Perhaps the first house in the US to be built of glass and exposed concrete, it was an instant sensation in the international architectural press on the cover of Architectural Forum and Deutsche Bauzeitung and widely featured in the large-circulation press, as well. But it rocked the little town of Lincoln the same way the Gropius House had in the late 1930s. (Neighbors speculated since there were no windows facing the street, the occupants must have been nudists.)

For Lincoln House, Stevens and McNulty enlisted movement and hesitation as their basic design concepts. The originality of the house stemmed from the architects' rejection of preset notions of what a house was, freeing them to transfer their own ideas about movement and hesitation on the scale of the city to the scale of the house.

To maximize freedom and movement in the house, for instance, the architects eliminated most interior doors, fostering movement not only between the different areas of the interior, but also between the inside and the outside. “We wanted to make the house into a kind of miniature city”, says Stevens. “It was very urban. The idea was to bring people together, not isolate them in boxes on different floors. You had choices all the time.”

Apart from the unique space created by using urban concepts of movement in the setting of a single-family house, the Lincoln House was also one of the first with a curvilinear geometry, giving the building a sculptural quality. (Life called it a sculpture for living in.) The Lincoln House also served as a sundial: sited so that its longitudinal axis was exactly N-S, each cloudless day at noon a streak of light would shoot down the stairs and extend its length, as the afternoon wore on, along the pathway leading to the children's area.

In the 1960s, Stevens and McNulty founded iPress, Inc., which Stevens directed from 1968-1978, making a major contribution to architectural and urban theory with books focusing on the social context of architecture, such as The Ideal Communist City by Alexei Gutnov and Towards a Non-Oppressive Environment by Alexander Tzonis.

In 1970, she and McNulty published their own classic work, World of Variation, looking at the city as a social realm, identifying then-current problems and possible design solutions.
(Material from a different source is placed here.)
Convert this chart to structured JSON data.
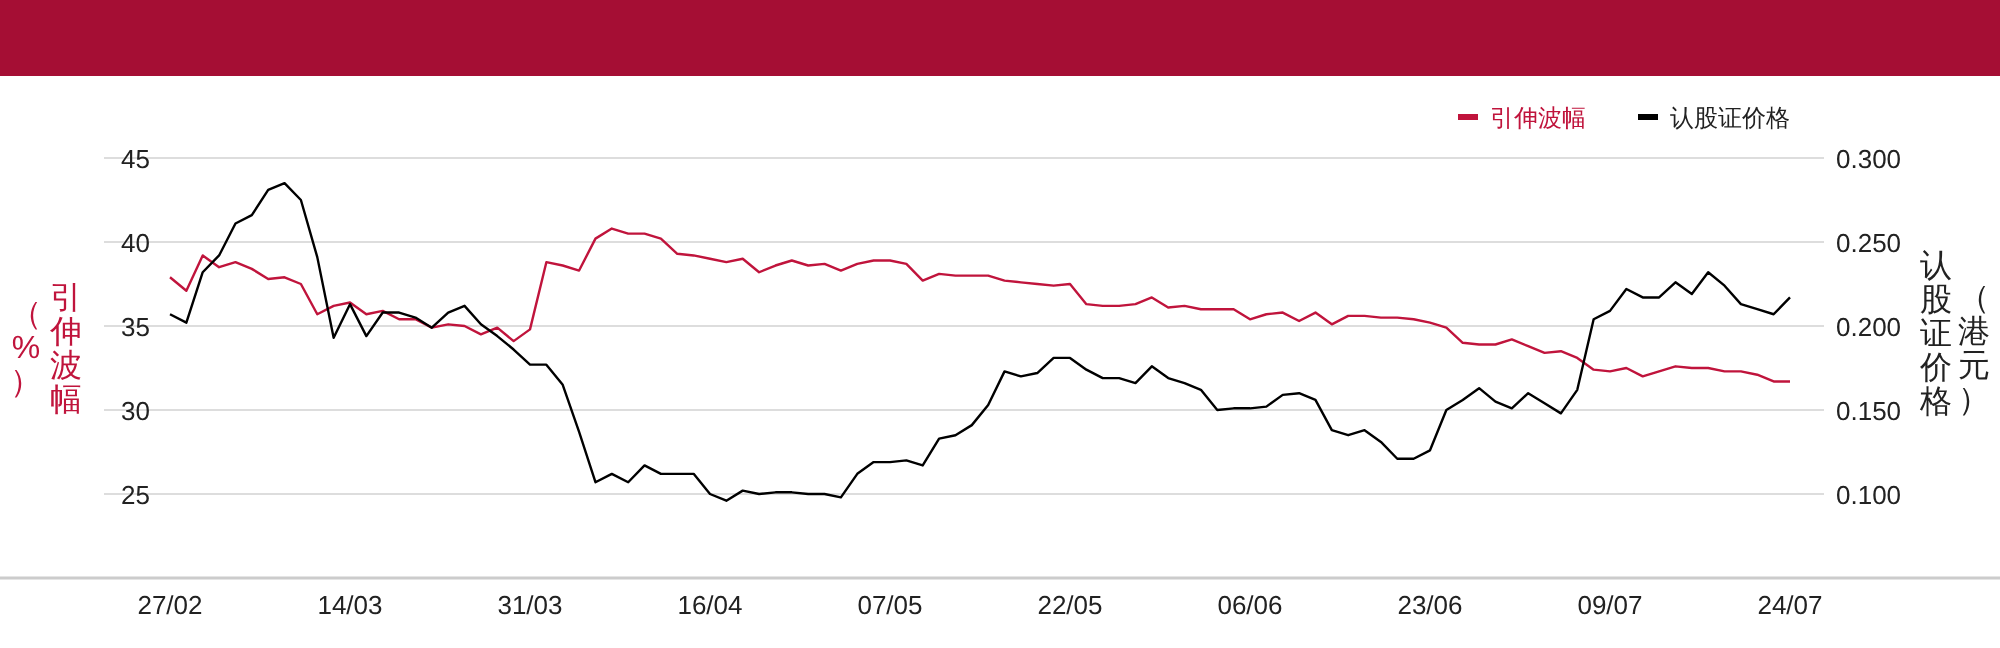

They also collaborated with Gyorgy Kepes, founder of MIT’s Center for Advanced Studies, on the design of the City at Night exhibit at the 1968 Triennale, where they used moving lines of light, each line programmed with a different time sequence, to turn a 100-foot corridor into a place celebrating human movement.
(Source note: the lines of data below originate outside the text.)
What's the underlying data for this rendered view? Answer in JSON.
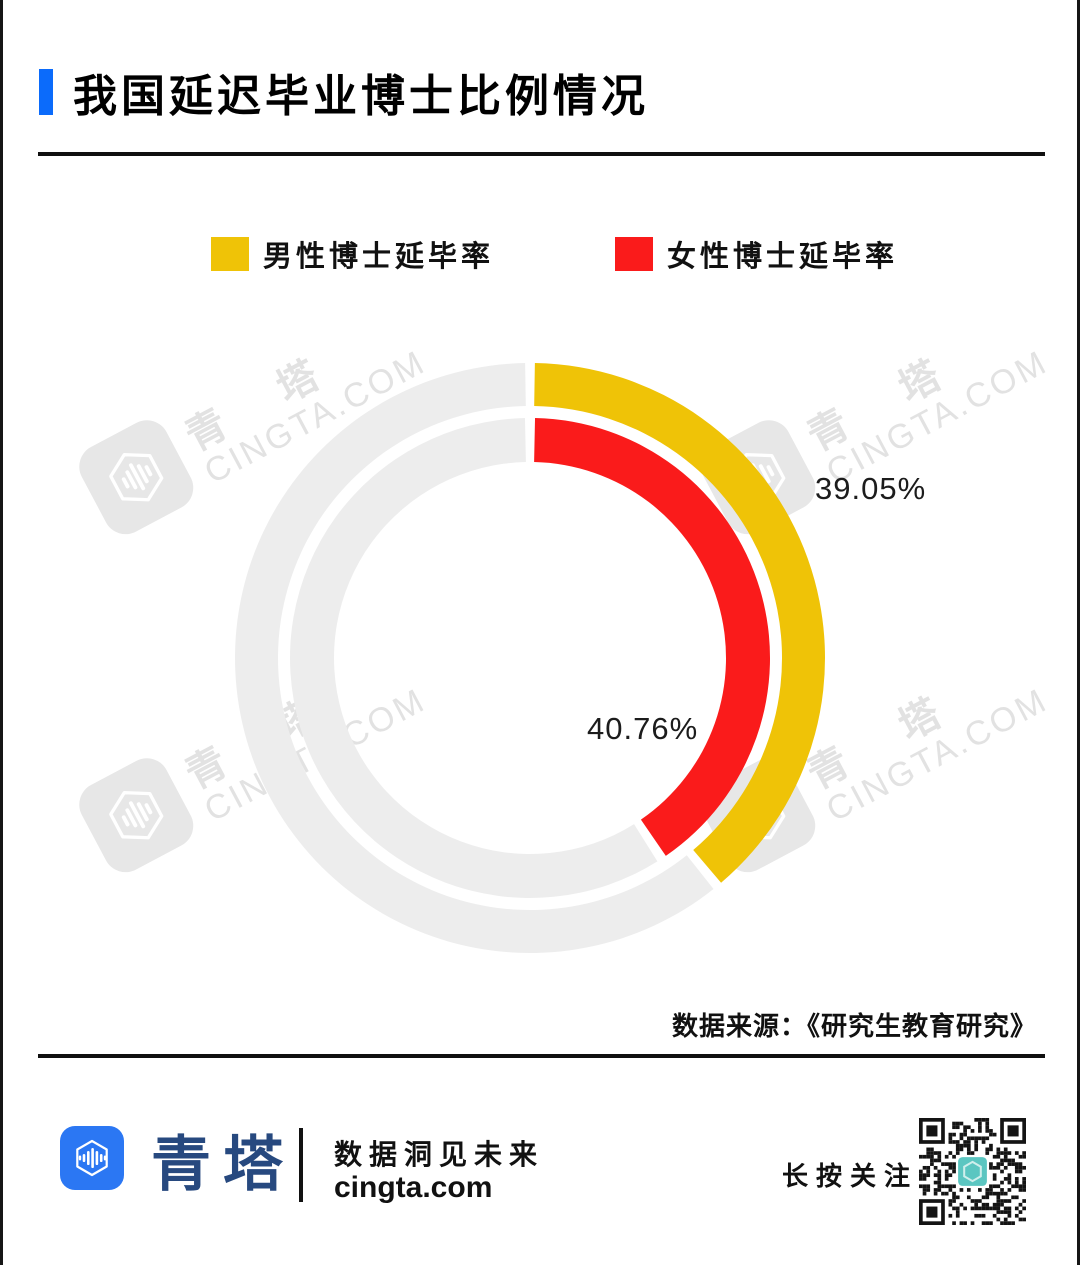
{
  "header": {
    "title": "我国延迟毕业博士比例情况"
  },
  "legend": {
    "items": [
      {
        "label": "男性博士延毕率",
        "color": "#EFC307"
      },
      {
        "label": "女性博士延毕率",
        "color": "#FA1B1B"
      }
    ]
  },
  "chart_data": {
    "type": "donut",
    "title": "我国延迟毕业博士比例情况",
    "series": [
      {
        "name": "男性博士延毕率",
        "value": 39.05,
        "label": "39.05%",
        "color": "#EFC307",
        "ring": "outer"
      },
      {
        "name": "女性博士延毕率",
        "value": 40.76,
        "label": "40.76%",
        "color": "#FA1B1B",
        "ring": "inner"
      }
    ],
    "unit": "%",
    "track_color": "#EDEDED",
    "start_angle_deg": 0,
    "direction": "clockwise",
    "legend_position": "top",
    "source": "数据来源：《研究生教育研究》"
  },
  "source": {
    "text": "数据来源：《研究生教育研究》"
  },
  "watermark": {
    "cn": "青 塔",
    "en": "CINGTA.COM"
  },
  "footer": {
    "brand": "青塔",
    "tagline": "数据洞见未来",
    "site": "cingta.com",
    "follow": "长按关注"
  }
}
In 1975, Stevens founded the Design Guild, a collaborative architectural practice focused on non-profit clients, historic preservation and adaptive re-use; the Guild disbanded in 1991.

Last fall, the new museum collection was inventoried and catalogued by Katharina Maria Tanzberger, a 2006 graduate of the University of Applied Arts Vienna, who was introduced to Stevens’ work by her professor, Liane Lefaivre. Intrigued by the notion of a house with no doors (Tanzberger was raised in just such a place) she was drawn to exploring Stevens’ work further, writing a research paper and eventually coming to MIT to work on the archive.
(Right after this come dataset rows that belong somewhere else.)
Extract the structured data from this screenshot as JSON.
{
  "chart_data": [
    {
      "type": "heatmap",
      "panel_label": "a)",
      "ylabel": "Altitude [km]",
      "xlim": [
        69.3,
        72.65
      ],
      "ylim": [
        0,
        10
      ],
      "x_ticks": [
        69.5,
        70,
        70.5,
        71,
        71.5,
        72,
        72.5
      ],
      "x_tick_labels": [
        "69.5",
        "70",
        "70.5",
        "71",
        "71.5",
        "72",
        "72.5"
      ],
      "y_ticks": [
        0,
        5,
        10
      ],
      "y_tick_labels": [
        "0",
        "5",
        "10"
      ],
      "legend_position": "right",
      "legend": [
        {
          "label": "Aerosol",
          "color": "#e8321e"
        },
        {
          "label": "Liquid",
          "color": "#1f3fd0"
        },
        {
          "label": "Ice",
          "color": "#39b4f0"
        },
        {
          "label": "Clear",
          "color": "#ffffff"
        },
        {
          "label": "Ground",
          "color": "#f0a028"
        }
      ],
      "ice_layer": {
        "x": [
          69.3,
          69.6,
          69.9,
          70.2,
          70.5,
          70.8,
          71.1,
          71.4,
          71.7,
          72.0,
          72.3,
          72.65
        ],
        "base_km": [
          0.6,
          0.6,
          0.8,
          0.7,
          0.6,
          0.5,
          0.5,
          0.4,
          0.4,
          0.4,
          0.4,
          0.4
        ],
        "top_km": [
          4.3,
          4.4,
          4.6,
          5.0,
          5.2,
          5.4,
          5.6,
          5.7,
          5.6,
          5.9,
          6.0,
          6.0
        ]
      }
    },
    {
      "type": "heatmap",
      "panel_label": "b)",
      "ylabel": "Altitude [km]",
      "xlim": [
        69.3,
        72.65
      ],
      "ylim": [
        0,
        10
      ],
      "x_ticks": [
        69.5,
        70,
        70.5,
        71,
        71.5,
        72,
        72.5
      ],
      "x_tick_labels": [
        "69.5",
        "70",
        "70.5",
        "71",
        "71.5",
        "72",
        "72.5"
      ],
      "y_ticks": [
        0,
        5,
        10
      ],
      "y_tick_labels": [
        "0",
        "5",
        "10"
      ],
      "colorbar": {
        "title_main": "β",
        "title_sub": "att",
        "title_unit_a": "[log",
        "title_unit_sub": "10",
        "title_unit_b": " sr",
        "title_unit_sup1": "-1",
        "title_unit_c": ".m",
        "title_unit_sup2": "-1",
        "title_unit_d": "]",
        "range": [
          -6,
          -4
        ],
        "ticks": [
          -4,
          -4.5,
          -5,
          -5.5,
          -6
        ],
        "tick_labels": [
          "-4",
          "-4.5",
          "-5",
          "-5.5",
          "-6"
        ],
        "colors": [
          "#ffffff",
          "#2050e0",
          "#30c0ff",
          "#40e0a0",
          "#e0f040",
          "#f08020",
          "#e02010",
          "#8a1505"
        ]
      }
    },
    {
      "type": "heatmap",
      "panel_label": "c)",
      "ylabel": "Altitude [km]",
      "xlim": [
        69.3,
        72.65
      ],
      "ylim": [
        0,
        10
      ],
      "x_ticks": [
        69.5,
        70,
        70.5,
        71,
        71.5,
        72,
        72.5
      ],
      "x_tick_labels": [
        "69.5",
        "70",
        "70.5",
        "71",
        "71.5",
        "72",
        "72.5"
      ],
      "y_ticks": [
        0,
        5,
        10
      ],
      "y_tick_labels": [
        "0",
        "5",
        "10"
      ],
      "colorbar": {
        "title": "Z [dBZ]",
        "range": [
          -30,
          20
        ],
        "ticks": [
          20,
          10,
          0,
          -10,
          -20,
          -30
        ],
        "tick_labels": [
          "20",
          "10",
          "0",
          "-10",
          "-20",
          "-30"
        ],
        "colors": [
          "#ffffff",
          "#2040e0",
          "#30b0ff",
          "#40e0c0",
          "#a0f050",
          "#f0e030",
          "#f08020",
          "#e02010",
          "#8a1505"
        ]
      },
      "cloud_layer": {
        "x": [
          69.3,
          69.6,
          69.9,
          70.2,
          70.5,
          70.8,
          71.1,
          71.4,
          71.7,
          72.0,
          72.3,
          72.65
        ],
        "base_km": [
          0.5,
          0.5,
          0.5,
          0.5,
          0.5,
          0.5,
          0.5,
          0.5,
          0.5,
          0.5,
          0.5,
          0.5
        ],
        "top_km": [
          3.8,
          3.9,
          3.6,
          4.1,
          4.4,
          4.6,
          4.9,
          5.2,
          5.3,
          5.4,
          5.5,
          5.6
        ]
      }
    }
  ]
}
The collection consists of more than 300 drawings and diagrams, as well as many texts. Of particular interest is the large collection of the sketches over the years, sketches that differ from the architectural drawings of the prewar period in that they were not renderings of facades or elevations but rather diagrams charting the flow of movement. The Stevens collection is a companion to the McNulty papers held by the MIT Archives. McNulty was a member of MIT?s architecture faculty from 1949 to 1956, when he went into private practice with Stevens. For six years he also taught at the University of Petroleum and Minerals in Dhahran, Saudi Arabia, as professor of architecture. This article is based in part on “Living Outside the Box: Marty Otis Stevens and Thomas McNulty’s Lincoln House” by Professor Liane Lefaivre, Chair of Architectural History and Theory at the University of Applied Art in Vienna. It appeared in Harvard Design Magazine, Number 24, Spring/Summer 2006.